Some of the questions the review of the literature (literature search and review on your topic) can answer:

What are the key sources?

What are the major issues and debates about the topic?

What are the political stand pointpoints?

What are the origins and definitions of the topic?

What are the key theories, concepts, and ideas?

What are the epistemological and ontological grounds for the discipline?

How is the knowledge on the topic organized?

What are the main questions and problems that have been addresses to date?

How have approaches to these questions increased our understanding and knowledge?
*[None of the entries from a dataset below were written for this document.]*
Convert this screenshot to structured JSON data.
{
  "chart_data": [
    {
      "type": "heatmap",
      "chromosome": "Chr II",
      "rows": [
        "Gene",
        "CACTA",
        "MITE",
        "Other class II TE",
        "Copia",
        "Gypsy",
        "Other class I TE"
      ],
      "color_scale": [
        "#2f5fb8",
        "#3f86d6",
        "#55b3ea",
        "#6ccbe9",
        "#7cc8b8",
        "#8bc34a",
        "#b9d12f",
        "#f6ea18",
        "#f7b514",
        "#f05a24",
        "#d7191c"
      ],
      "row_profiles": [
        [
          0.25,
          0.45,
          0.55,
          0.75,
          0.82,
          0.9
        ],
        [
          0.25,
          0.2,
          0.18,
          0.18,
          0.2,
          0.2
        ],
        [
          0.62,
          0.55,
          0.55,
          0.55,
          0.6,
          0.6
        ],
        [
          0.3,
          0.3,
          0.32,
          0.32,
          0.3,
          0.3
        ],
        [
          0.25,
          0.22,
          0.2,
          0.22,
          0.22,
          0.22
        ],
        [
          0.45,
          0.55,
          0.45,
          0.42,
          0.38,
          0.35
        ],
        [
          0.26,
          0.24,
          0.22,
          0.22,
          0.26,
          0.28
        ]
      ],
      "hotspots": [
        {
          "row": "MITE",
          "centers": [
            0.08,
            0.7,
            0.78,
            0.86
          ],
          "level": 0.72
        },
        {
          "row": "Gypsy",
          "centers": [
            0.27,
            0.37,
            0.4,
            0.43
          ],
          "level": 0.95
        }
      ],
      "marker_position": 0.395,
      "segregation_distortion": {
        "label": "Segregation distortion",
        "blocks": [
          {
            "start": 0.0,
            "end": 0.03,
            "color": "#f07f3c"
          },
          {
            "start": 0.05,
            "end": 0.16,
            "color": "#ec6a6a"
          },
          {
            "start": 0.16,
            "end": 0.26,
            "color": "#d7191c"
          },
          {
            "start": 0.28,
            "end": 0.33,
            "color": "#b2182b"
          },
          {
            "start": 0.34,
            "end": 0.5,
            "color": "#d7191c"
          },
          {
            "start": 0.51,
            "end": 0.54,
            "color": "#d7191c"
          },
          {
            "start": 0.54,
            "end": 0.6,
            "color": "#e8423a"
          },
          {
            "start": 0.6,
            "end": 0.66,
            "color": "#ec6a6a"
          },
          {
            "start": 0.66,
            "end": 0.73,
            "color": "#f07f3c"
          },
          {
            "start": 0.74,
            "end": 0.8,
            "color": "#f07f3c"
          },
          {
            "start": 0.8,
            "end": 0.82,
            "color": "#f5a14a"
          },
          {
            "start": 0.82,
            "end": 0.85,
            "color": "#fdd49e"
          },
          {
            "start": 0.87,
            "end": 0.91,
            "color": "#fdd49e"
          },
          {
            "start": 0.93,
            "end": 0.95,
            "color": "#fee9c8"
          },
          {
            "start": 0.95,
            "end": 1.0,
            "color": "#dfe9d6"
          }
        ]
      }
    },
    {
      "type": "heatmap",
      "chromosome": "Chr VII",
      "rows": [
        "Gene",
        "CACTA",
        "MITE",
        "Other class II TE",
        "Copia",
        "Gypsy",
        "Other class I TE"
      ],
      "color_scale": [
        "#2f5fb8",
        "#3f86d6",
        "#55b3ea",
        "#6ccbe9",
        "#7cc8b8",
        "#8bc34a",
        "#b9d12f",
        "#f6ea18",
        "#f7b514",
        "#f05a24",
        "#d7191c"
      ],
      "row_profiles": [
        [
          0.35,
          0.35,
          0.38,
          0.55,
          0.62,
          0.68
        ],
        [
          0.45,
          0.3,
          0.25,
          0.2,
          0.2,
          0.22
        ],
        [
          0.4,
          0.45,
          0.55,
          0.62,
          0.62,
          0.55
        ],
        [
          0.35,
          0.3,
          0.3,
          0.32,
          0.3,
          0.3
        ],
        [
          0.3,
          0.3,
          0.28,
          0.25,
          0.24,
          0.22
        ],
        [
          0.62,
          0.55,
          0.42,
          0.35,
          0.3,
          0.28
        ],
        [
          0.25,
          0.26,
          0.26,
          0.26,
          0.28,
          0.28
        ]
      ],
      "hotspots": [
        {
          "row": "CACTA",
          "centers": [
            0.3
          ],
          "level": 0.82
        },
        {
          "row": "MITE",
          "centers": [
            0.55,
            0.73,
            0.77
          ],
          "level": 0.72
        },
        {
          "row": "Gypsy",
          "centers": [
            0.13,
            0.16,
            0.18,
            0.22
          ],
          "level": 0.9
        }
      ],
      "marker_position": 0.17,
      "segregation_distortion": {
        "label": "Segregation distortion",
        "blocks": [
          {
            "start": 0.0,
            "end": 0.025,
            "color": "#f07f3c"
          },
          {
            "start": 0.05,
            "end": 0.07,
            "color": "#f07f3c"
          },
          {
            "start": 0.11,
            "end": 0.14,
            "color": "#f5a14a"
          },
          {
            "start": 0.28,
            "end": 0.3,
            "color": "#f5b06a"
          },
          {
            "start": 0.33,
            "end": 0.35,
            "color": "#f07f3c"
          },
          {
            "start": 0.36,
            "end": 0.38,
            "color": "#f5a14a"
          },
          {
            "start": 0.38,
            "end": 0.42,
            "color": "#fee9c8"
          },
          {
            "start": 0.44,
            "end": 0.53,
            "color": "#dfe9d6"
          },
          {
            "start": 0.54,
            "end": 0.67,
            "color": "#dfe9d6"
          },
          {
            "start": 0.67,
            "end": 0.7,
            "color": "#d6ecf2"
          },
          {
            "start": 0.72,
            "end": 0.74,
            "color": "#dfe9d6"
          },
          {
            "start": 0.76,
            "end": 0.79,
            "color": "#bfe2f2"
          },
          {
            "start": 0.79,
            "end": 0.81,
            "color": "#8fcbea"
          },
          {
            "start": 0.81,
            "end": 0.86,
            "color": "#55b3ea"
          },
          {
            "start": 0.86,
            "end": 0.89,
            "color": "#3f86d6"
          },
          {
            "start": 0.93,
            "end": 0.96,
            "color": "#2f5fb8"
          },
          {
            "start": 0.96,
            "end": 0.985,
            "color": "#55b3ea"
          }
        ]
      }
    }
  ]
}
Adapted from Hart, C. (1998). Doing a literature review: Releasing the social science research imagination. London, Sage. P. 14. Source: The Learning Centre UNSW hppt://www.lc.unsw.edu.au

Structure

The structure of a literature review is usually fairly straightforward, with an introduction, review, and conclusion, but there are several different ways to organize the sources being reviewed including:

Chronologically, by publication date

Thematically

According to Methodology

The organization of the review section can reveal important trends or advancements in the field and is evidence of a deliberate and educated choice made by the author.

Purpose

A literature review is an evaluative account of what has been published on a topic by accredited scholars and researchers.  The purpose of a literature review IS NOT to create an original argument and support your position with scholarly research (this is the typical college research paper assignment), but instead to summarize the available research in the field to assess the value of the research already done by others, identify prevalent trends and discover what research remains to be done in a particular subject area.  Literature reviews direct the formation of new research questions and are routinely included in the opening sections of scholarly research reports.  A successful literature review must be defined by a guiding concept such as a specific research objective.   

Elements of the Literature Review

There are many different ways to organize your references in a literature review, but every review should have certain basic elements. 

Introduction – an overview of the topic, and the author’s objectives in completing the literature review.

Review – works divided into categories according to whatever structure the author is using (thematic, historical, by methodology ect.) and a comparison of each work in the context of the others.

Conclusion – the author’s analysis and evaluation of the reviewed works.